Derzeit sind demnach im Verband 1411 Imker mit rund 8500 Völkern organisiert. Das entspricht etwa auch den Zahlen von 2022. Einige Jahre zuvor hatte die Imkerei in der Stadt einen rasanten Aufwärtstrend erlebt, es wurden zum Teil jährlich zweistellige Zuwachsraten erreicht. Anfang 2008 gab es nur 485 organisierte Imker in der Stadt, die Zahl hat sich seitdem etwa verdreifacht.

Dass die Imkerei nun nicht mehr so stark im Trend liege, sei in Ordnung, sagte von Orlow. «Es ist ja auch ein aufwendiges Hobby, das muss man sich gut überlegen. Es ist besser, wenn es weniger Leute ernsthaft betreiben als viele, die dann vielleicht nach einem Jahr wieder alles hinschmeißen», sagte die Vorsitzende. Einige Vereine bieten demnach gar keine Anfängerkurse mehr an, weil die Nachfrage nicht mehr so groß ist.

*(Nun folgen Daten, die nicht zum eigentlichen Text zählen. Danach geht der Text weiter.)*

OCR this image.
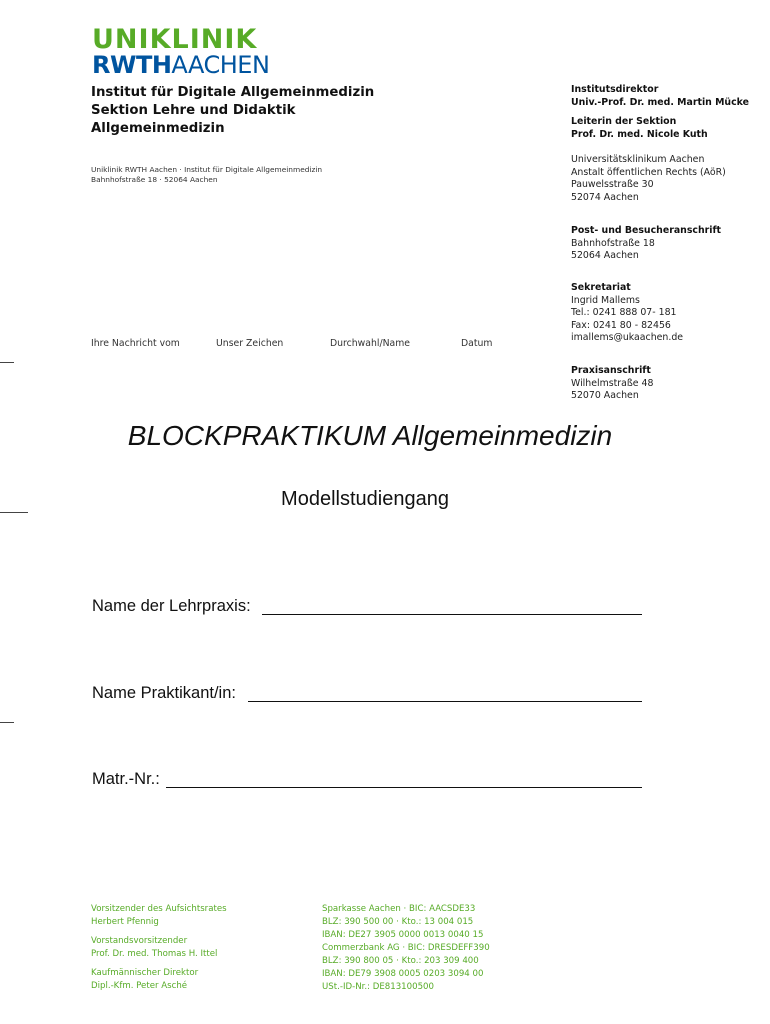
UNIKLINIK
RWTHAACHEN
Institut für Digitale Allgemeinmedizin
Sektion Lehre und Didaktik
Allgemeinmedizin
Uniklinik RWTH Aachen · Institut für Digitale Allgemeinmedizin
Bahnhofstraße 18 · 52064 Aachen
Institutsdirektor
Univ.-Prof. Dr. med. Martin Mücke
Leiterin der Sektion
Prof. Dr. med. Nicole Kuth
Universitätsklinikum Aachen
Anstalt öffentlichen Rechts (AöR)
Pauwelsstraße 30
52074 Aachen
Post- und Besucheranschrift
Bahnhofstraße 18
52064 Aachen
Sekretariat
Ingrid Mallems
Tel.: 0241 888 07- 181
Fax: 0241 80 - 82456
imallems@ukaachen.de
Praxisanschrift
Wilhelmstraße 48
52070 Aachen
Ihre Nachricht vom	Unser Zeichen	Durchwahl/Name	Datum
BLOCKPRAKTIKUM Allgemeinmedizin
Modellstudiengang
Name der Lehrpraxis:
Name Praktikant/in:
Matr.-Nr.:
Vorsitzender des Aufsichtsrates
Herbert Pfennig
Vorstandsvorsitzender
Prof. Dr. med. Thomas H. Ittel
Kaufmännischer Direktor
Dipl.-Kfm. Peter Asché
Sparkasse Aachen · BIC: AACSDE33
BLZ: 390 500 00 · Kto.: 13 004 015
IBAN: DE27 3905 0000 0013 0040 15
Commerzbank AG · BIC: DRESDEFF390
BLZ: 390 800 05 · Kto.: 203 309 400
IBAN: DE79 3908 0005 0203 3094 00
USt.-ID-Nr.: DE813100500
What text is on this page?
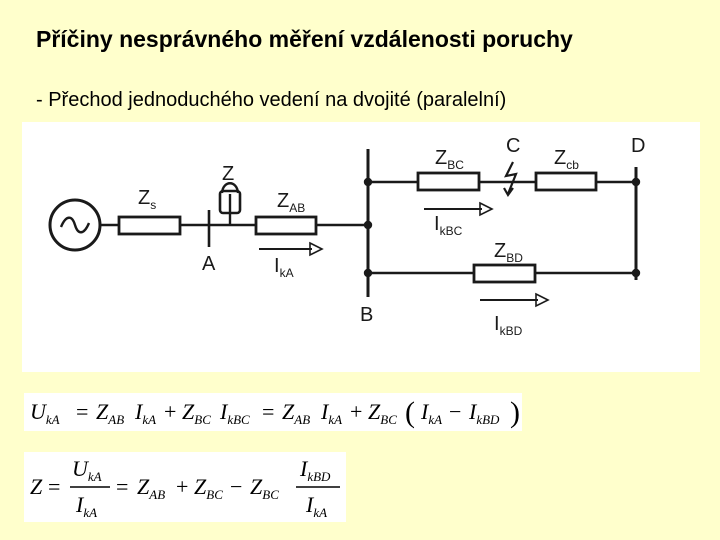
Příčiny nesprávného měření vzdálenosti poruchy
- Přechod jednoduchého vedení na dvojité (paralelní)
$Z_s$
Z
$Z_{AB}$
A	$I_{kA}$
B
$Z_{BC}$
C
$Z_{cb}$
D
$I_{kBC}$
$Z_{BD}$
$I_{kBD}$
$U_{kA} = Z_{AB}$ $I_{kA} + Z_{BC}$ $I_{kBC} = Z_{AB}$ $I_{kA} + Z_{BC}$ ( $I_{kA} - I_{kBD}$ )
Z =
$U_{kA}$
$I_{kA}$
= $Z_{AB} + Z_{BC} - Z_{BC}$
$I_{kBD}$
$I_{kA}$
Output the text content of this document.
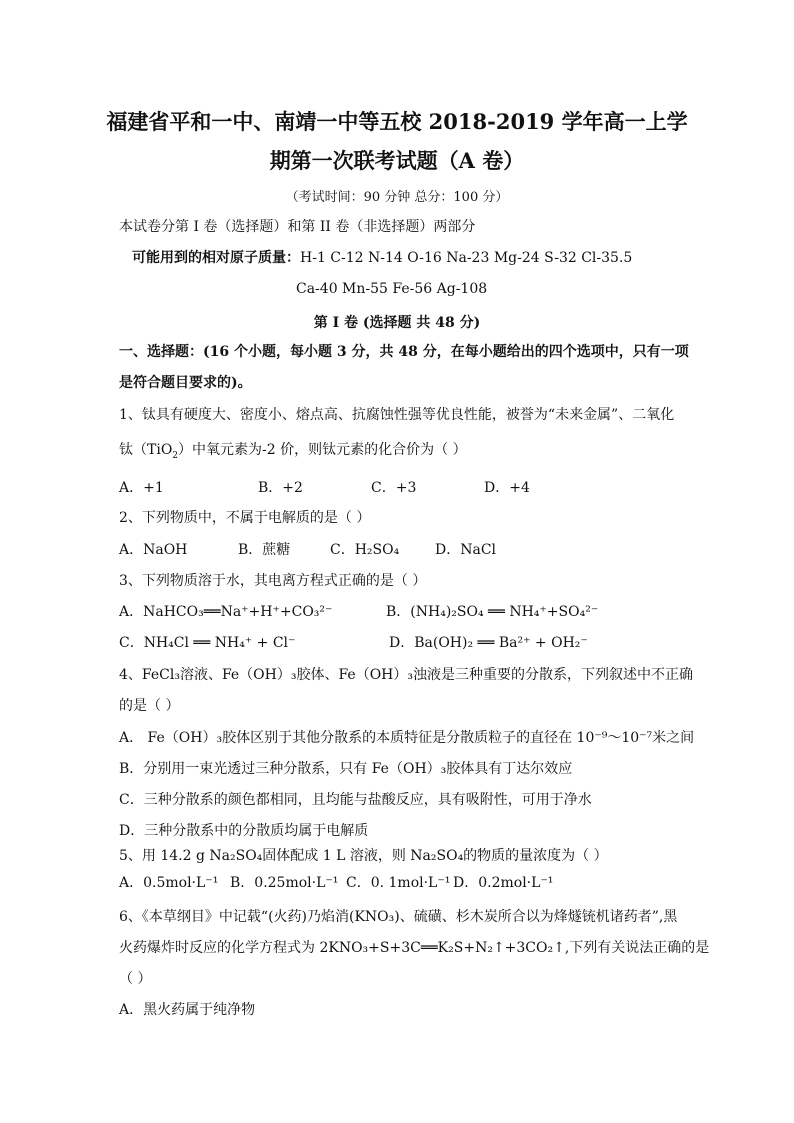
福建省平和一中、南靖一中等五校 2018-2019 学年高一上学
期第一次联考试题（A 卷）
（考试时间：90 分钟 总分：100 分）
本试卷分第 I 卷（选择题）和第 II 卷（非选择题）两部分
可能用到的相对原子质量：H-1 C-12 N-14 O-16 Na-23 Mg-24 S-32 Cl-35.5
Ca-40 Mn-55 Fe-56 Ag-108
第 I 卷 (选择题 共 48 分)
一、选择题：(16 个小题，每小题 3 分，共 48 分，在每小题给出的四个选项中，只有一项
是符合题目要求的)。
1、钛具有硬度大、密度小、熔点高、抗腐蚀性强等优良性能，被誉为“未来金属”、二氧化
钛（TiO$_2$）中氧元素为-2 价，则钛元素的化合价为（ ）
A．+1	B．+2	C．+3	D．+4
2、下列物质中，不属于电解质的是（ ）
A．NaOH	B．蔗糖	C．H₂SO₄	D．NaCl
3、下列物质溶于水，其电离方程式正确的是（ ）
A．NaHCO₃══Na⁺+H⁺+CO₃²⁻	B．(NH₄)₂SO₄ ══ NH₄⁺+SO₄²⁻
C．NH₄Cl ══ NH₄⁺ + Cl⁻	D．Ba(OH)₂ ══ Ba²⁺ + OH₂⁻
4、FeCl₃溶液、Fe（OH）₃胶体、Fe（OH）₃浊液是三种重要的分散系，下列叙述中不正确
的是（ ）
A． Fe（OH）₃胶体区别于其他分散系的本质特征是分散质粒子的直径在 10⁻⁹～10⁻⁷米之间
B．分别用一束光透过三种分散系，只有 Fe（OH）₃胶体具有丁达尔效应
C．三种分散系的颜色都相同，且均能与盐酸反应，具有吸附性，可用于净水
D．三种分散系中的分散质均属于电解质
5、用 14.2 g Na₂SO₄固体配成 1 L 溶液，则 Na₂SO₄的物质的量浓度为（ ）
A．0.5mol·L⁻¹ B．0.25mol·L⁻¹ C．0. 1mol·L⁻¹ D．0.2mol·L⁻¹
6、《本草纲目》中记载“(火药)乃焰消(KNO₃)、硫磺、杉木炭所合以为烽燧铳机诸药者”,黑
火药爆炸时反应的化学方程式为 2KNO₃+S+3C══K₂S+N₂↑+3CO₂↑,下列有关说法正确的是
（ ）
A．黑火药属于纯净物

Außerdem könnten sich bei einer hohen Dichte an Bienenvölkern Krankheiten schneller ausbreiten. «Wir hatten hier im vergangenen Jahr ein sehr lebhaftes Faulbrut-Geschehen in Berlin. Immer wieder gab es Ausbrüche», berichtete die Expertin.

Der Verband arbeite unterdessen weiter an der Qualifizierung der Imkerschaft. Ein Schwerpunkt liege auf der Zucht von Völkern, die resistent gegen Varroa-Milben seien. «Ziel ist es, dass dadurch eine behandlungsarme oder auch behandlungsfreie Imkerei möglich wird», so von Orlow. Varroa-Milben seien eine der größten Gefahren für Bienenvölker, so die Biologin. Völker, die von den Milben befallen seien, hätten deutlich schlechtere Chancen, den Winter zu überstehen als gesunde Völker. Zahlen zu Verlusten lägen aber nicht vor, so von Orlow, da keine Meldepflicht für den Milbenbefall bestehe.

Die Berliner machen mit ihren Zuchtversuchen keinen Alleingang: Verschiedene Europäische Imkervereine haben es sich gemeinsam zum Ziel gesetzt, bis 2033 flächendeckend varroaresistente Bienenpopulationen zu etablieren und sich im Projekt «Varroaresistenz 2033» zusammengeschlossen.